Since losing their Premier League status on the final day of the 2011-12 season, the Trotters seem to have lurched from one crisis to another.
The heady days of Sam Allardyce, forays into Europe and finishing sixth in the top flight are now just a distant memory at the Reebok Stadium.
Current boss Dougie Freedman is fighting for his job, with calls for his head intensifying after defeat at Ipswich six days ago had left them two places above the relegation zone.
And while the Scot is confident he retains the backing of owner Eddie Davies and chairman Phil Gartside, 63 per cent of the 430 supporters who voted on an internet poll were in favour of sacking him.
Freedman is adamant he can ride out the storm, even though he admits the situation is more difficult than anything he encountered at former club Crystal Palace where he had to deal with administration.
Speaking this week to the Bolton News, he said: “It is the hardest time I have faced but that is why I am here.
"This is my apprenticeship as a manager. I have done it for three or four years now and people in the game tell me the apprenticeship might last for 20.
“You have to stay strong and positive and make sure everyone understands what your situation is. I genuinely believe once we get one win, we will get a lot and there hasn’t been much in the games recently.”
Freedman will be hoping for a similar turnaround to last season when Wanderers embarked on a 17-match run which took them from the depths of the Championship to the brink of the play-offs.
At the start of February, Bolton were 20th – the position they currently occupy – before 10 wins and four draws saw them finish seventh, with Leicester pipping them on goal difference.
However, on current form, the majority of Wanderers supporters are approaching the remainder of this season with trepidation rather than optimism and recent events have done little to help.
Freedman has tried to make supporters understand the constraints he is working under with the situation highlighted by a 7-1 hammering at Reading last month.

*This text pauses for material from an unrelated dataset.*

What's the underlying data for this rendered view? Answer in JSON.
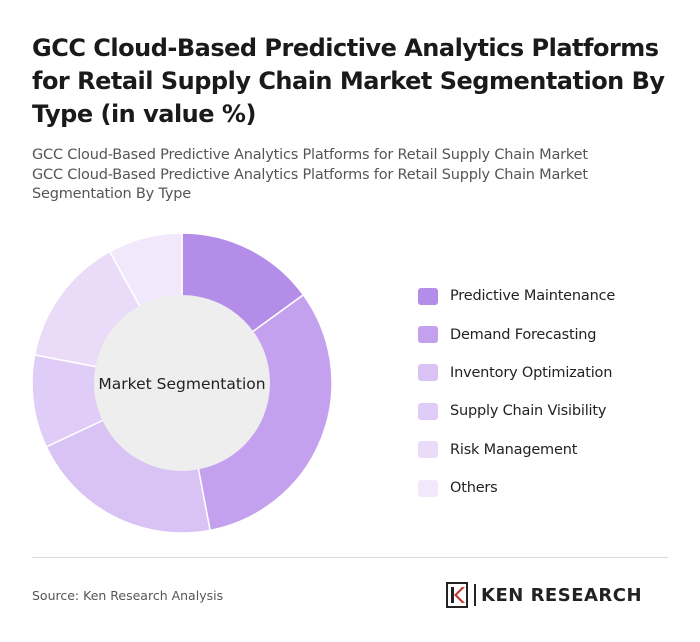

On New Year’s Eve, the club revealed its debts had grown to a staggering £163.8million – with £50.7m haemorrhaging during the 12 months to June 2013 – raising fears they may follow Leeds and Portsmouth into financial crisis.
The eye-watering loss in a single year left Bolton with the unwant-ed distinction of becoming the fifth club to have lost more than £50m over 12 months – but the only one outside of the Premier League.
While owner Davies, who took over Wanderers for £2.5m in 2003, has said he has no plans to walk away, the club’s ability to absorb such astronomical losses has been questioned.
A lack of major squad strengthening during the January transfer window, coupled with the sale to Swansea of striker David Ngog in a cut-price deal, did little to appease the club’s followers, with Millwall midfielder Liam Trotter their only addition.